Publié le 25 mars 2014 à 01:01

La France et la Chine n'en sont plus au temps où leurs chefs d'Etat respectifs se laissaient aller à quelques pas de valse comme Jacques Chirac le fit avec Jiang Zemin. Aujourd'hui la relation est plus banalisée. Historien, spécialiste des relations internationales et fin observateur de la Chine, François Godement décrypte les coulisses de cette visite et analyse les points sur lesquels les deux diplomaties peuvent partager les mêmes vues. Sauf sur l'Ukraine, même si la position chinoise n'est pas très claire.
Comment définir la relation franco-chinoise aujourd'hui, les deux présidents ne se connaissant pas vraiment ?
C'est une relation normalisée, mais qui n'est pas personnelle. Grâce aux célébrations du cinquantième anniversaire des relations diplomatiques, le président chinois a l'assurance de ne pas avoir de surprise avec ses interlocuteurs français. Il en aura d'autant moins que Paris est devenu bien plus silencieux aujourd'hui que par le passé sur les sujets sensibles. D'autres partenaires, comme l'Allemagne ou le Royaume-Uni arrivent à tenir deux discours, l'un économique, l'autre sur les droits de l'homme. En France, il n'y en a plus qu'un. Au-delà de cette dimension purement bilatérale, je me demande si le gouvernement français va saisir l'occasion pour appuyer les positions européennes, notamment sur les dossiers en cours avec Pékin.

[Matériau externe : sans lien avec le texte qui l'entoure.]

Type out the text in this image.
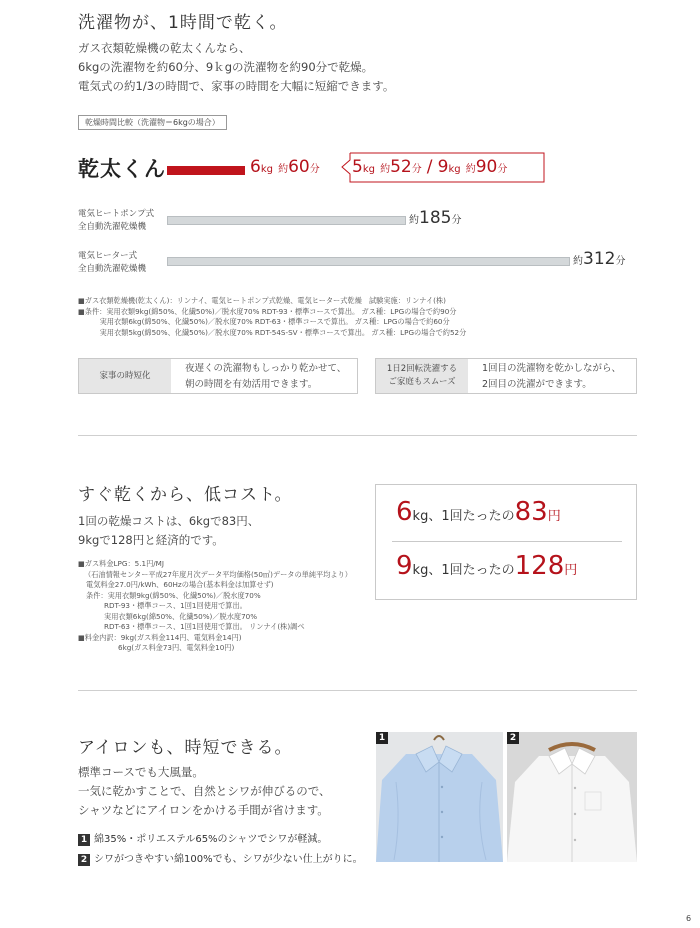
洗濯物が、1時間で乾く。
ガス衣類乾燥機の乾太くんなら、
6kgの洗濯物を約60分、9ｋgの洗濯物を約90分で乾燥。
電気式の約1/3の時間で、家事の時間を大幅に短縮できます。
乾燥時間比較（洗濯物＝6kgの場合）
乾太くん	6kg 約60分 5kg 約52分 / 9kg 約90分
電気ヒートポンプ式
全自動洗濯乾燥機
約185分
電気ヒーター式
全自動洗濯乾燥機
約312分
■ガス衣類乾燥機(乾太くん)：リンナイ、電気ヒートポンプ式乾燥、電気ヒーター式乾燥　試験実施：リンナイ(株)
■条件：実用衣類9kg(綿50%、化繊50%)／脱水度70% RDT-93・標準コースで算出。 ガス種：LPGの場合で約90分
　　　実用衣類6kg(綿50%、化繊50%)／脱水度70% RDT-63・標準コースで算出。 ガス種：LPGの場合で約60分
　　　実用衣類5kg(綿50%、化繊50%)／脱水度70% RDT-54S-SV・標準コースで算出。 ガス種：LPGの場合で約52分
家事の時短化
夜遅くの洗濯物もしっかり乾かせて、
朝の時間を有効活用できます。
1日2回転洗濯する
ご家庭もスムーズ
1回目の洗濯物を乾かしながら、
2回目の洗濯ができます。
すぐ乾くから、低コスト。
1回の乾燥コストは、6kgで83円、
9kgで128円と経済的です。
■ガス料金LPG：5.1円/MJ
（石油情報センター平成27年度月次データ平均価格(50㎥)データの単純平均より）
電気料金27.0円/kWh、60Hzの場合(基本料金は加算せず)
条件：実用衣類9kg(綿50%、化繊50%)／脱水度70%
RDT-93・標準コース、1回1回使用で算出。
実用衣類6kg(綿50%、化繊50%)／脱水度70%
RDT-63・標準コース、1回1回使用で算出。 リンナイ(株)調べ
■料金内訳：9kg(ガス料金114円、電気料金14円)
6kg(ガス料金73円、電気料金10円)
6kg、1回たったの83円
9kg、1回たったの128円
アイロンも、時短できる。
標準コースでも大風量。
一気に乾かすことで、自然とシワが伸びるので、
シャツなどにアイロンをかける手間が省けます。
1 綿35%・ポリエステル65%のシャツでシワが軽減。
2 シワがつきやすい綿100%でも、シワが少ない仕上がりに。
1	2
6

En décembre, David Cameron, le Premier ministre britannique, avait pris certaines libertés, notamment en déclarant son adhésion sans réserve à un projet d'accord de libre-échange, alors que la position européenne est d'obtenir, d'abord, une avancée chinoise sur les investissements entre les deux partenaires. Il faut bien avoir à l'esprit que Xi Jinping ne fait pas de l'Europe une priorité stratégique, mais seulement économique : il s'est rendu partout dans le monde avant de venir sur le Vieux Continent. Et l'agencement de ce voyage est très composite. Il commence par le sommet sur la sécurité nucléaire aux Pays-Bas, puis poursuit par la France (où il parle aussi à l'Unesco), l'Allemagne, pour terminer par la Belgique et l'Union européenne.
Quels sont les dossiers de politique internationale sur lesquels Paris et Pékin peuvent s'appuyer, ou, inversement, se défier ?

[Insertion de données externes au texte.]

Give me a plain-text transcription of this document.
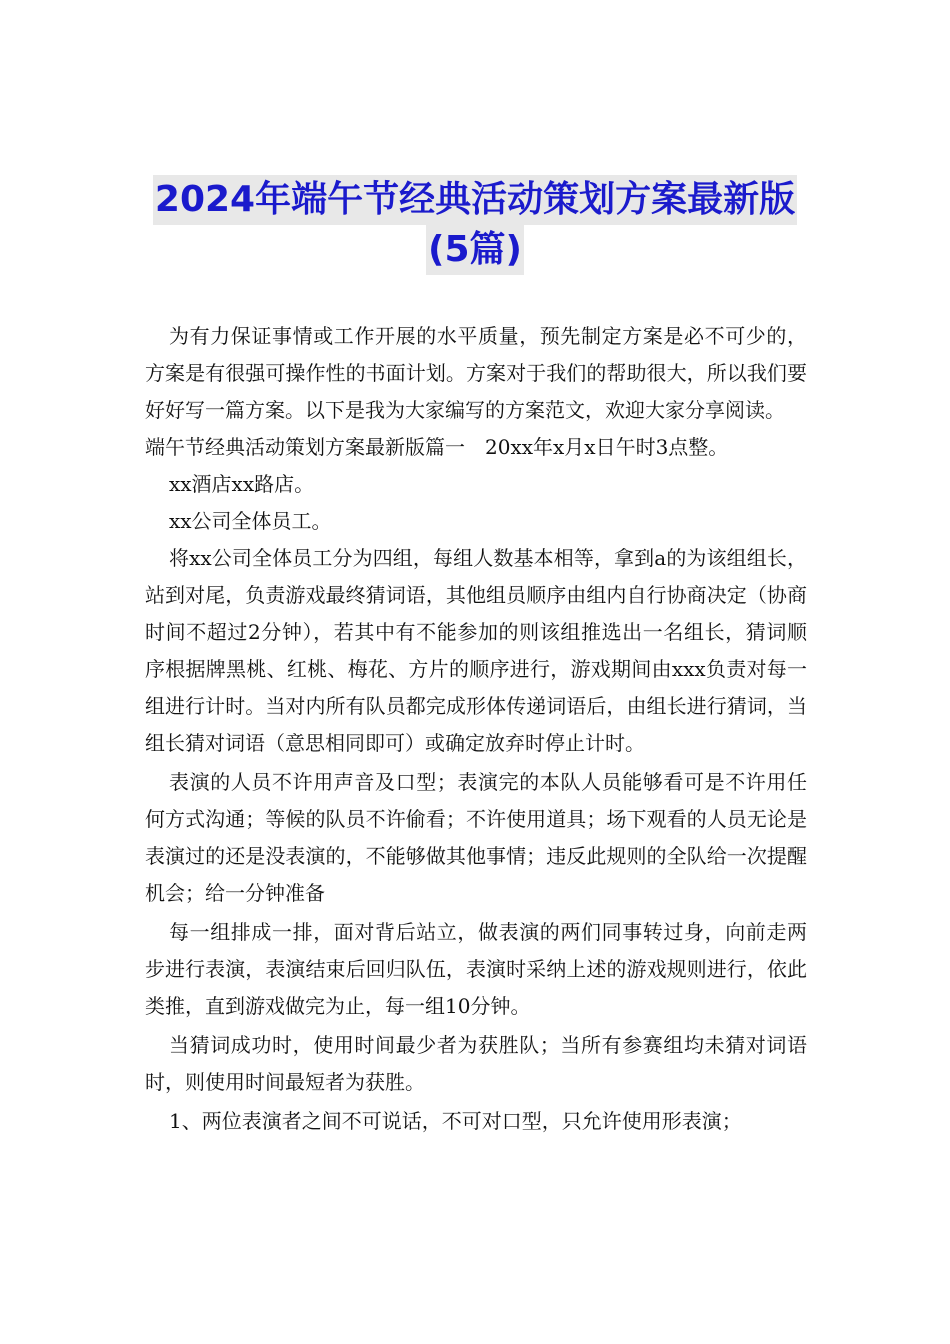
2024年端午节经典活动策划方案最新版
(5篇)

为有力保证事情或工作开展的水平质量，预先制定方案是必不可少的，方案是有很强可操作性的书面计划。方案对于我们的帮助很大，所以我们要好好写一篇方案。以下是我为大家编写的方案范文，欢迎大家分享阅读。

端午节经典活动策划方案最新版篇一　20xx年x月x日午时3点整。

xx酒店xx路店。

xx公司全体员工。

将xx公司全体员工分为四组，每组人数基本相等，拿到a的为该组组长，站到对尾，负责游戏最终猜词语，其他组员顺序由组内自行协商决定（协商时间不超过2分钟），若其中有不能参加的则该组推选出一名组长，猜词顺序根据牌黑桃、红桃、梅花、方片的顺序进行，游戏期间由xxx负责对每一组进行计时。当对内所有队员都完成形体传递词语后，由组长进行猜词，当组长猜对词语（意思相同即可）或确定放弃时停止计时。

表演的人员不许用声音及口型；表演完的本队人员能够看可是不许用任何方式沟通；等候的队员不许偷看；不许使用道具；场下观看的人员无论是表演过的还是没表演的，不能够做其他事情；违反此规则的全队给一次提醒机会；给一分钟准备

每一组排成一排，面对背后站立，做表演的两们同事转过身，向前走两步进行表演，表演结束后回归队伍，表演时采纳上述的游戏规则进行，依此类推，直到游戏做完为止，每一组10分钟。

当猜词成功时，使用时间最少者为获胜队；当所有参赛组均未猜对词语时，则使用时间最短者为获胜。

1、两位表演者之间不可说话，不可对口型，只允许使用形表演；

C'est une bonne chose pour les Européens que cette visite coïncide avec la crise ukrainienne. Lors du sommet de La Haye, les Occidentaux peuvent espérer sonder davantage Pékin sur sa position au Conseil de sécurité. Son abstention lors du vote de la résolution à l'ONU au début du mois a été interprétée comme une critique de la Russie. Ce que je ne crois pas vraiment. Mais Poutine, en remerciant l'Inde et la Chine, a sans doute forcé le trait lui aussi. Il faut se souvenir que, au moment de la crise en Georgie, on n'a connu l'étendue du mécontentement chinois sur la sécession de l'Ossétie et de l'Abkhazie que quelques mois plus tard, lors d'un sommet de l'Organisation de coopération de Shanghai, où les Etats d'Asie centrale et la Chine s'étaient démarqués de la Russie. On peut craindre cette fois-ci l'évolution inverse : sans même parler de sanctions, la « compréhension » chinoise pour le rattachement de la Crimée semble très grande.

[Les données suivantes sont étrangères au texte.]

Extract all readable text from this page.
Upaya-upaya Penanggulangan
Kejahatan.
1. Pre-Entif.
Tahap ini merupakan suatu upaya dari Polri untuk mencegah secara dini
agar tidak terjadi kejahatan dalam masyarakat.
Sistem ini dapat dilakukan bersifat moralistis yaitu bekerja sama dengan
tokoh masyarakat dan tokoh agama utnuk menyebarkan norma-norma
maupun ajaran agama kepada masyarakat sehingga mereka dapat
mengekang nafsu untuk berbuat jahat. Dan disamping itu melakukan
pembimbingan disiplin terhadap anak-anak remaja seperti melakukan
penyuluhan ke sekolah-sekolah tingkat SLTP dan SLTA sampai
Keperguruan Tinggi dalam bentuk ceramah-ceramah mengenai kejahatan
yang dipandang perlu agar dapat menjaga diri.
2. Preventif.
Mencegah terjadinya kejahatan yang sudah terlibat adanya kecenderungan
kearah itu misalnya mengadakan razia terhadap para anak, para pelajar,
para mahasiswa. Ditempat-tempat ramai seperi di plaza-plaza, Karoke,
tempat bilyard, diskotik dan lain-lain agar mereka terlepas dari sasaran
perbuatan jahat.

En attendant, si Paris fait officiellement preuve d'une grande prudence sur les questions de sécurité en Asie orientale, la diplomatie française se trouve sur la même longueur que celle de Pékin sur plusieurs dossiers. Les deux pays défendent la même approche sur la sécurité dans l'océan Indien ou en Afrique. Sur le Mali aussi, l'accord n'est pas uniquement de façade. On a vu la Chine envoyer des troupes combattantes au Mali, ce qui est vraiment nouveau.
Paris veut attirer les investissements chinois. Y a-t-il un vrai intérêt de la part de la Chine ?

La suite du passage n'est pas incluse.